Sharp minds and blunt objects

2008-08-15 00:00

The South African Communist Party (SACP) general secretary Blade Nzimande’s reputed sharpness is somewhat dulled of late. He has clearly been rubbing against some blunting objects in the Tripartite Alliance’s cutlery drawer.

Such signs of lacklustre might be the result of exposure to the rough-and-ready instruments of persuasion introduced by the SACP’s allies, the African National Congress (ANC) Youth League, who pledge to “kill for Zuma”.

Perhaps it’s from sharing quarters with a club or two, a lead-lined cosh, some wooden

truncheons, assegais, and a gun box of trademark umshinis. Maybe also a jumbo pack of matches and can of lighter fluid for recalcitrant “counter-revolutionaries” of whom — how tiresome — an example must be made.

Aside from a willingness to lay down lives, particularly those of others, to ensure that ANC president Jacob Zuma becomes the country’s president, Nzimande’s lot have been particularly vocal in the past weeks about how the judicial process should work.

Following the fraud, corruption and racketeering charges against Zuma, Nzimande says that justice isn’t just about “a day in court” — which Zuma initially claimed to want but has since desperately tried to avoid — but about the “whole process”. What the SACP appears to mean by this is that justice cannot be exercised independently by judges but should be an administrative part of a politically driven process.

Since the ruling party is the repository of all wisdom and those who disagree with it are dupes at best, expendable counter-revolutionaries at worst, court judgments that differ from the ruling party line are simply wrong. Nor can that “wrongness” be left to the appeal process; judges have to understand that findings must chime with the ruling party’s ideology and strategy.
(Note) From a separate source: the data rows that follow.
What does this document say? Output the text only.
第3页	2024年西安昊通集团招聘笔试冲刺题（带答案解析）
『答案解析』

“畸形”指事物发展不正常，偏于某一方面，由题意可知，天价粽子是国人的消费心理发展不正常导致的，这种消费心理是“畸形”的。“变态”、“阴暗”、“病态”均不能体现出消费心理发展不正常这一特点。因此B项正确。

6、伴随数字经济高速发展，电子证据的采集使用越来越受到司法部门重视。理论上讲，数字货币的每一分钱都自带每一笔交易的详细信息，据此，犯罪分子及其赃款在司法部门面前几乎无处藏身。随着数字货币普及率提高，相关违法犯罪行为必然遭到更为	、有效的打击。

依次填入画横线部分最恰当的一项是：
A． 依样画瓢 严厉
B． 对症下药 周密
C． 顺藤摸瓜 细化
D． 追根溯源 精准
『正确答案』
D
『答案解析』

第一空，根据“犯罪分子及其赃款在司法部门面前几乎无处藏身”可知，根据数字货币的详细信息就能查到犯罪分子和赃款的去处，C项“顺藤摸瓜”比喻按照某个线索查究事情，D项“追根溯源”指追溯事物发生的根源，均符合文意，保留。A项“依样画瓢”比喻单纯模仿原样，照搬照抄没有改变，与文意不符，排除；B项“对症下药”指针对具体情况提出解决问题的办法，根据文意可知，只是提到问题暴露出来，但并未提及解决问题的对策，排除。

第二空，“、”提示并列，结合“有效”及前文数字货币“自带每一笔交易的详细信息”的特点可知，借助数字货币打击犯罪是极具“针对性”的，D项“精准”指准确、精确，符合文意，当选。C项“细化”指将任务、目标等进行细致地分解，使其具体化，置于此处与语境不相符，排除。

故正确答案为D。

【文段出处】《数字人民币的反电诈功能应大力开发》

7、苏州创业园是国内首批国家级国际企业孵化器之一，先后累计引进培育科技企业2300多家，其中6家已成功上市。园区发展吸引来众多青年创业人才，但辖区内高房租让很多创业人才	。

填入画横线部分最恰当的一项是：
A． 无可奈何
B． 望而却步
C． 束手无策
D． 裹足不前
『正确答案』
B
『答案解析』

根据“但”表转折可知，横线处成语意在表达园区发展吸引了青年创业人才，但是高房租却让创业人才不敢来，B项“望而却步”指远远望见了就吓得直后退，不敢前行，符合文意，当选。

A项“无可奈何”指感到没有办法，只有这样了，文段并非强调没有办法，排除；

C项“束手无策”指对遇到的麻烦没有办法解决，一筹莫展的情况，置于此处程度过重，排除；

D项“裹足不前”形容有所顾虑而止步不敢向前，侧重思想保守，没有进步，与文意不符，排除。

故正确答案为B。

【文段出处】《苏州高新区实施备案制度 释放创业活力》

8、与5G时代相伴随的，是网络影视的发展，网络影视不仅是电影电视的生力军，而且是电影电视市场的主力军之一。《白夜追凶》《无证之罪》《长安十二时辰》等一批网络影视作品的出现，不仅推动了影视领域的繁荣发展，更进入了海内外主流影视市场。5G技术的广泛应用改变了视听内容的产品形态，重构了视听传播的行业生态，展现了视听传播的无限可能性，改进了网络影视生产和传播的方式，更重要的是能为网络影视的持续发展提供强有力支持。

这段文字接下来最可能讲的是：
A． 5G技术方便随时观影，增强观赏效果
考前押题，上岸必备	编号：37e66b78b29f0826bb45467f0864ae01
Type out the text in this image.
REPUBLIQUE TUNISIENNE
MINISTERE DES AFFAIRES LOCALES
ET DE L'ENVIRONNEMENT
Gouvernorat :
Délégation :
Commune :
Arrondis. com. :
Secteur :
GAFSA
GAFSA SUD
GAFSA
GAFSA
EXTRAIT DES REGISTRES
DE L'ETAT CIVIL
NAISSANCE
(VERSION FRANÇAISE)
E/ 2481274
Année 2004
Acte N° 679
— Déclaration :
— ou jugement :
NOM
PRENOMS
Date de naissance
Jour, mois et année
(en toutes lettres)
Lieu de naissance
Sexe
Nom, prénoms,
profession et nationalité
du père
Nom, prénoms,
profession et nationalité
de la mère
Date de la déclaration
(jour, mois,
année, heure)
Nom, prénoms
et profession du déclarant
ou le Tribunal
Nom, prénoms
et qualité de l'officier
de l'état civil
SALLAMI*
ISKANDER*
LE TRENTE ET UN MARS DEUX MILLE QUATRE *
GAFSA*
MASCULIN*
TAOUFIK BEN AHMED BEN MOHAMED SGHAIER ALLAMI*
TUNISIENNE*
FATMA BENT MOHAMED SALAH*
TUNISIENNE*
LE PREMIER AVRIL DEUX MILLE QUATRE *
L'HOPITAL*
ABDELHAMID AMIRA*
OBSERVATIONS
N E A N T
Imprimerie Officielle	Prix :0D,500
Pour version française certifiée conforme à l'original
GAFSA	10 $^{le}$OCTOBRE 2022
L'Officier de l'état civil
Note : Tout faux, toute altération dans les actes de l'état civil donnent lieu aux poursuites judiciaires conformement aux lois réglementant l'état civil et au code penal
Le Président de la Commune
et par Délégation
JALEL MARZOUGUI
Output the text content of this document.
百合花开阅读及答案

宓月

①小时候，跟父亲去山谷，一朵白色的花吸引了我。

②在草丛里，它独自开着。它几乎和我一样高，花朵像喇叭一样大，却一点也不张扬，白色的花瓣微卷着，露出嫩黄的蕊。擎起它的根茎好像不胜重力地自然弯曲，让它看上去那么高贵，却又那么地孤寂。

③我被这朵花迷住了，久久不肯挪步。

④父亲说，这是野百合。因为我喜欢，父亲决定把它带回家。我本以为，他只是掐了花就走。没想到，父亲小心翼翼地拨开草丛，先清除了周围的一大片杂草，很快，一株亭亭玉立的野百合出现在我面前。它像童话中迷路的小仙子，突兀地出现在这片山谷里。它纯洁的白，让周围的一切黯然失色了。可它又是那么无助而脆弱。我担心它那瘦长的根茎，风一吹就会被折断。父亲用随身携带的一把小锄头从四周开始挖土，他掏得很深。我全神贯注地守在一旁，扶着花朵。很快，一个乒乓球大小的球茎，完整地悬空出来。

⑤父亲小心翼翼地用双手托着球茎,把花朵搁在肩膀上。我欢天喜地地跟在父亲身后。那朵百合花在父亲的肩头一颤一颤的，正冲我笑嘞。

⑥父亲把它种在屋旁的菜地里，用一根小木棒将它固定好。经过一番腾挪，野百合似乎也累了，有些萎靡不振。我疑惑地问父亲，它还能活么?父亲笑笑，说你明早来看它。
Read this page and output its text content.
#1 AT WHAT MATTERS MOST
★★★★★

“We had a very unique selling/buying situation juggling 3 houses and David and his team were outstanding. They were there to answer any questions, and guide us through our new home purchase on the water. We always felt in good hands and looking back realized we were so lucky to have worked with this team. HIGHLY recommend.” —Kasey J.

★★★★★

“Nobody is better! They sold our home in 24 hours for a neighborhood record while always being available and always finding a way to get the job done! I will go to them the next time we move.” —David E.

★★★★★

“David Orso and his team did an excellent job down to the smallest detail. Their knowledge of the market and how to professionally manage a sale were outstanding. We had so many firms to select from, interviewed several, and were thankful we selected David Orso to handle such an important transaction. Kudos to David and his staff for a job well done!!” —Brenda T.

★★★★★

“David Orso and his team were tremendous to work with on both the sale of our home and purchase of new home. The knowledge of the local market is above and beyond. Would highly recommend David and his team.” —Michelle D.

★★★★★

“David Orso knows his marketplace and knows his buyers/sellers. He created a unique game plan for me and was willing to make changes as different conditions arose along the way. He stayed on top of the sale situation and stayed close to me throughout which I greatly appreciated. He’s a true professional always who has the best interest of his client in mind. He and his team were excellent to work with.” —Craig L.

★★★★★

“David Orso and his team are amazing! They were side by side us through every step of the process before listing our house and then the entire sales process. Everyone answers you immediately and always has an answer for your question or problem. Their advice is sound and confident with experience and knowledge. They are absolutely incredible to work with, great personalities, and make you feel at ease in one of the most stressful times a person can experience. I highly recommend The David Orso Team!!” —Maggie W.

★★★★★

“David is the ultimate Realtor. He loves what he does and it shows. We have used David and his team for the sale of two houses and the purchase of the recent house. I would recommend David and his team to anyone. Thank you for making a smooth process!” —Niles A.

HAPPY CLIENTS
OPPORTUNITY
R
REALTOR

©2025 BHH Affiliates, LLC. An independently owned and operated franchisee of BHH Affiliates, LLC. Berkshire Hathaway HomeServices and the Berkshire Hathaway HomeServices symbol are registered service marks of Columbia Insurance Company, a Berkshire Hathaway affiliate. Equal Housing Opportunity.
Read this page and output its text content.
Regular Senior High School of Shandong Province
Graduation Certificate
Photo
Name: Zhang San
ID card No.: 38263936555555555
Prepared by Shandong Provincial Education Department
The establishment figures now clinging to Zuma’s coat-tails delude themselves that this is all rhetoric, designed to pressure President Thabo Mbeki to intervene and stop the prosecution of Zuma. Whatever the original intention of the anti-judiciary-rule-of-law invective, it is taking on a life of its own.

Many in the SACP, ANCYL, and the Congress of SA Trade Unions now seem actually to believe that the Constitution is a liberal, white construct inimical to socialism’s so-called national democratic revolution, rather than the stellar achievement of the liberation struggle that it is.

Some are unhappy about last week’s Cape High Court ruling that suspended the Road Accident Fund’s (RAF) new payment system, which would have seen compensation paid directly into the bank accounts of victims as opposed to those of their lawyers. But not for them the convention of expressing dismay and then appealing any errors of law that they believe Acting Judge President Jeanette Traverso to have made.

Instead, some activist organisations from the Zuma camp, led by the powerful SA Transport and Allied Workers Union and echoed by the head of the RAF, accused Traverso of “bias from the onset” in favour of venal fellow lawyers and the ruling as proof of the judiciary’s “bias against the poor”.

“The manner in which the judgment was arrived at again begs the question as to whether ordinary working-class South Africans can really depend on judges who appear to be more incapable of taking independent and objective decisions,” the organisations said.

Such an outrageous libel of the Bench would be unthinkable in most democracies. But a judiciary subordinated to the state was the norm in the now defunct Communist societies from which the SACP still sucks sustenance like some kind of perverted, ideological necrophiliac.

The SACP takes great risks with our common future. Theirs is a mistaken assumption that populist destruction can be deployed and then, at will, stayed.